Afternoon Session | 15:30-17:30
Venue: NHRF Seminar Room

M.J. Ratcliff | One-way circulation from Nazi Europe to free countries: Jean Piaget help to Jewish female psychologists during WWII

George N. Vlahakis | “Physical chemistry in Greece before and after World War II as a case study for the role of politics on science and scientists”
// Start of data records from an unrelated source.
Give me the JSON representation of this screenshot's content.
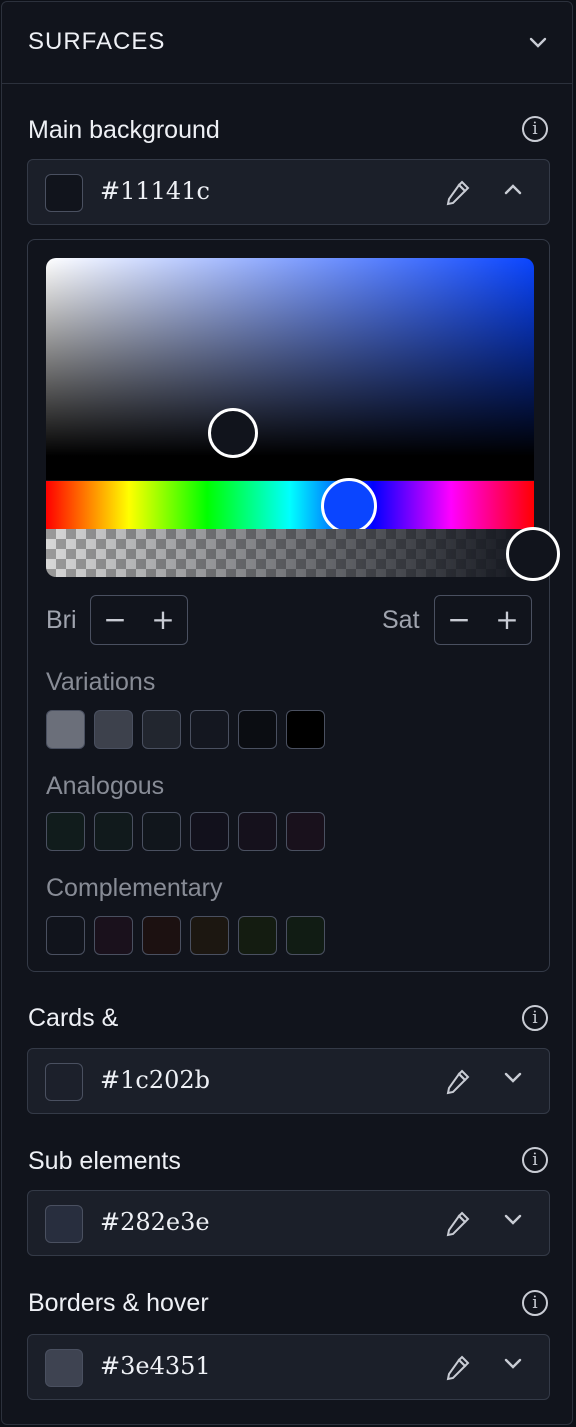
{
  "header": {
    "title": "SURFACES",
    "chevron_icon": "chevron-down-icon"
  },
  "fields": [
    {
      "label": "Main background",
      "hex": "#11141c",
      "swatch_color": "#11141c",
      "expanded": true
    },
    {
      "label": "Cards &",
      "hex": "#1c202b",
      "swatch_color": "#1c202b",
      "expanded": false
    },
    {
      "label": "Sub elements",
      "hex": "#282e3e",
      "swatch_color": "#282e3e",
      "expanded": false
    },
    {
      "label": "Borders & hover",
      "hex": "#3e4351",
      "swatch_color": "#3e4351",
      "expanded": false
    }
  ],
  "info_icon_glyph": "i",
  "picker": {
    "hue_color": "#0a45ff",
    "brightness_label": "Bri",
    "saturation_label": "Sat",
    "minus": "−",
    "plus": "+",
    "groups": [
      {
        "title": "Variations",
        "colors": [
          "#6b6f7a",
          "#3d414c",
          "#22262f",
          "#141720",
          "#0b0d12",
          "#000000"
        ]
      },
      {
        "title": "Analogous",
        "colors": [
          "#111c1c",
          "#111a1c",
          "#11161c",
          "#12111c",
          "#15111c",
          "#19111c"
        ]
      },
      {
        "title": "Complementary",
        "colors": [
          "#11141c",
          "#1a111c",
          "#1c1111",
          "#1c1711",
          "#141c11",
          "#111c14"
        ]
      }
    ]
  }
}
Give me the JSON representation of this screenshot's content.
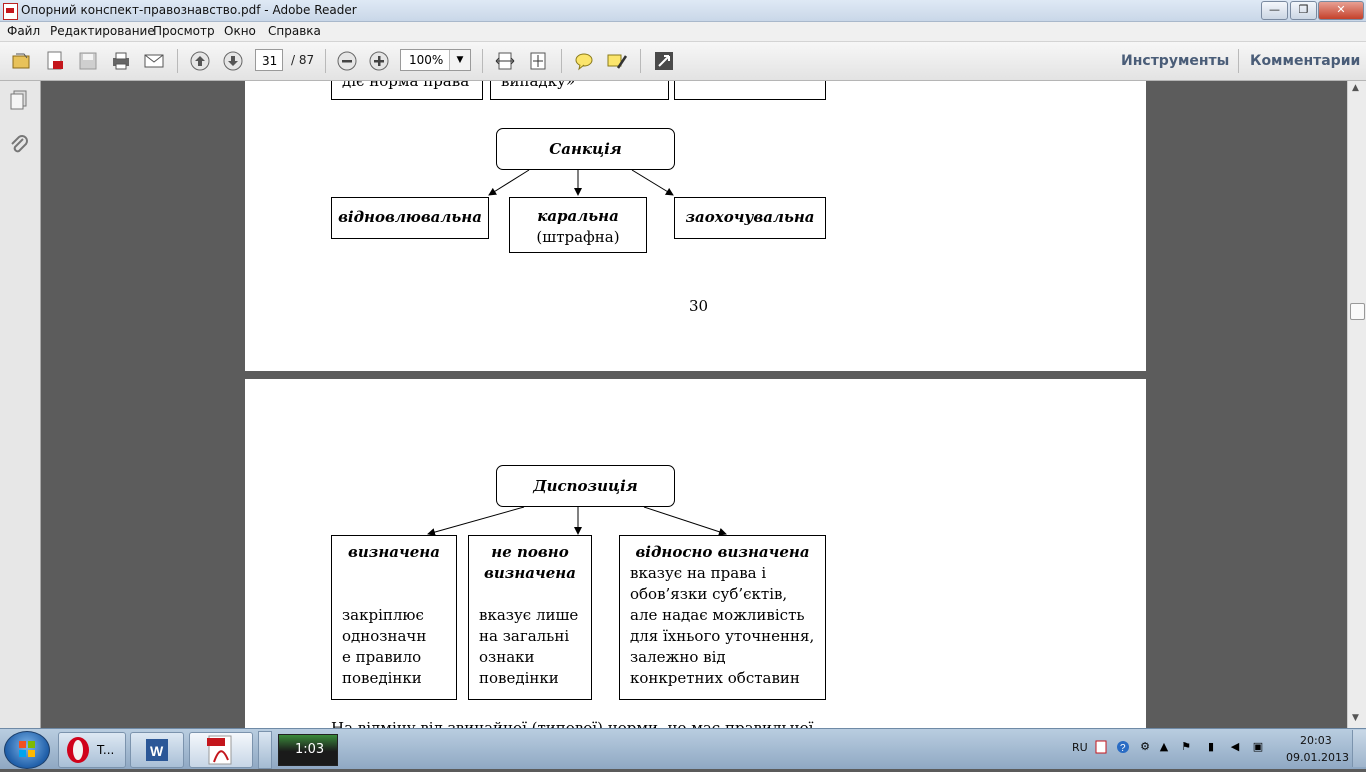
{
  "window": {
    "title": "Опорний конспект-правознавство.pdf - Adobe Reader",
    "minimize": "—",
    "maximize": "❐",
    "close": "✕"
  },
  "menu": [
    "Файл",
    "Редактирование",
    "Просмотр",
    "Окно",
    "Справка"
  ],
  "toolbar": {
    "current_page": "31",
    "total_pages": "/ 87",
    "zoom": "100%",
    "tools_label": "Инструменты",
    "comments_label": "Комментарии"
  },
  "page30": {
    "top_cells": [
      "діє норма права",
      "випадку»",
      ""
    ],
    "title": "Санкція",
    "items": [
      {
        "label": "відновлювальна",
        "sub": ""
      },
      {
        "label": "каральна",
        "sub": "(штрафна)"
      },
      {
        "label": "заохочувальна",
        "sub": ""
      }
    ],
    "page_number": "30"
  },
  "page31": {
    "title": "Диспозиція",
    "items": [
      {
        "label": "визначена",
        "text": [
          "закріплює",
          "однозначн",
          "е правило",
          "поведінки"
        ]
      },
      {
        "label_line1": "не повно",
        "label_line2": "визначена",
        "text": [
          "вказує лише",
          "на загальні",
          "ознаки",
          "поведінки"
        ]
      },
      {
        "label": "відносно визначена",
        "text": [
          "вказує на права і",
          "обов’язки суб’єктів,",
          "але надає можливість",
          "для їхнього уточнення,",
          "залежно від",
          "конкретних обставин"
        ]
      }
    ],
    "footer_text": "На відміну від звичайної (типової) норми, не має правильної"
  },
  "taskbar": {
    "opera_label": "T...",
    "clock_app": "1:03",
    "lang": "RU",
    "time": "20:03",
    "date": "09.01.2013"
  },
  "colors": {
    "accent": "#c4161c",
    "panel_link": "#4a5d78"
  }
}
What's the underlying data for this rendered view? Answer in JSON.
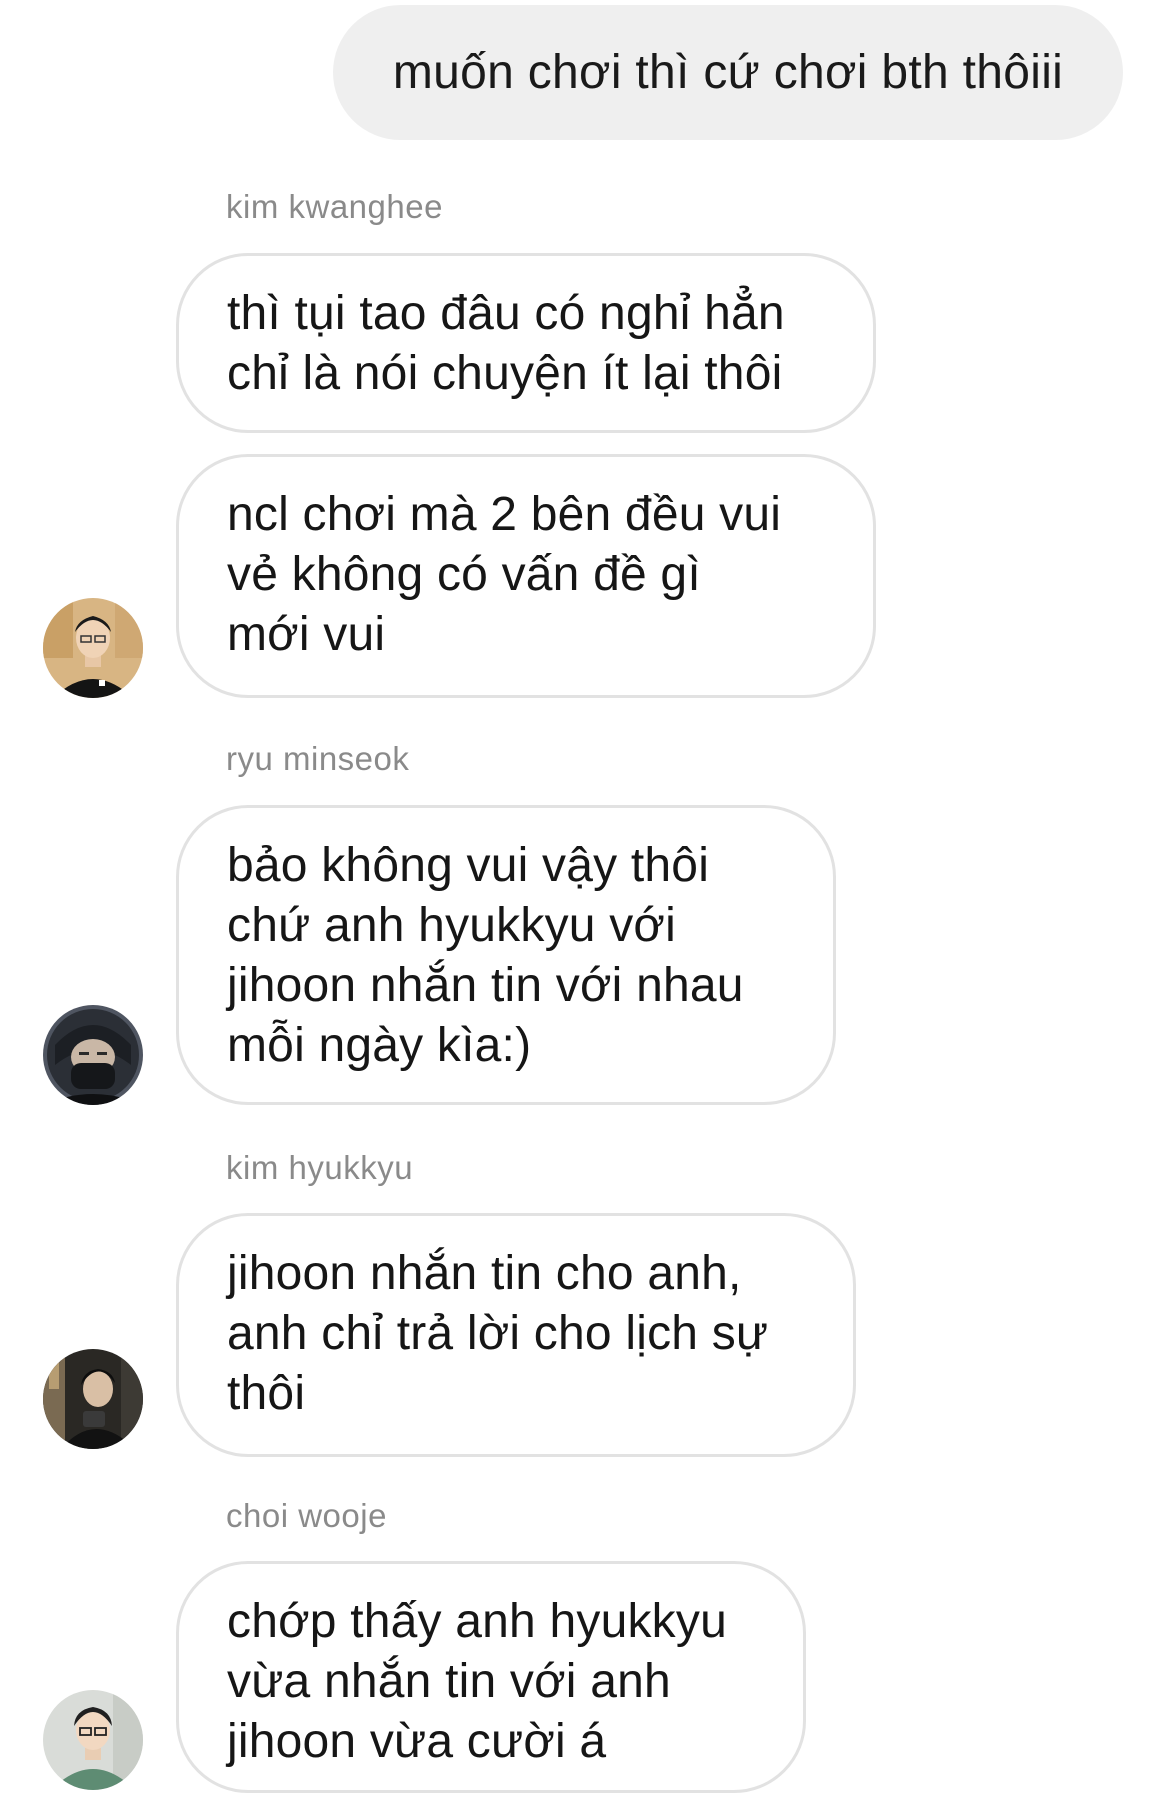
{
  "outgoing": {
    "text": "muốn chơi thì cứ chơi bth thôiii"
  },
  "groups": [
    {
      "sender": "kim kwanghee",
      "avatar": "person-avatar-light-bg",
      "messages": [
        "thì tụi tao đâu có nghỉ hẳn\nchỉ là nói chuyện ít lại thôi",
        "ncl chơi mà 2 bên đều vui\nvẻ không có vấn đề gì\nmới vui"
      ]
    },
    {
      "sender": "ryu minseok",
      "avatar": "person-avatar-dark-hood",
      "messages": [
        "bảo không vui vậy thôi\nchứ anh hyukkyu với\njihoon nhắn tin với nhau\nmỗi ngày kìa:)"
      ]
    },
    {
      "sender": "kim hyukkyu",
      "avatar": "person-avatar-dark-bg",
      "messages": [
        "jihoon nhắn tin cho anh,\nanh chỉ trả lời cho lịch sự\nthôi"
      ]
    },
    {
      "sender": "choi wooje",
      "avatar": "person-avatar-green-shirt",
      "messages": [
        "chớp thấy anh hyukkyu\nvừa nhắn tin với anh\njihoon vừa cười á"
      ]
    }
  ],
  "colors": {
    "outgoing_bubble": "#efefef",
    "incoming_border": "#e2e2e2",
    "sender_label": "#8a8a8a"
  }
}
General Discussion | The migration of scientists in the globalized world

About the Symposium

Many mathematicians and scientists, in general, have worked extensively in countries other than those of their origin. The reasons may have been, in different periods, political or economic. The lack of suitable employment opportunities in their countries, the adverse political systems and wars have often led to the migration of scientists who played an important role in spreading scientific knowledge. This phenomenon is recurrent in past centuries. The symposium aims to analyze, starting from particular cases, the situations that, in many cases, have changed the scientific landscape, the tradition and very future of studies and research.
Symposium contributions will concern, in particular: Euler, Lagrange and Boscovich’s scientific biographies, migrations of scientists from France, Spain and Greece to Russia in the eighteenth and nineteenth centuries, and from Russia to France in the twentieth century, exiles from Italy before the Italian Risorgimento, migrations inside Europe and the escape of mathematicians from Nazi Europe, between the two World Wars, and the mobility of experts around the world.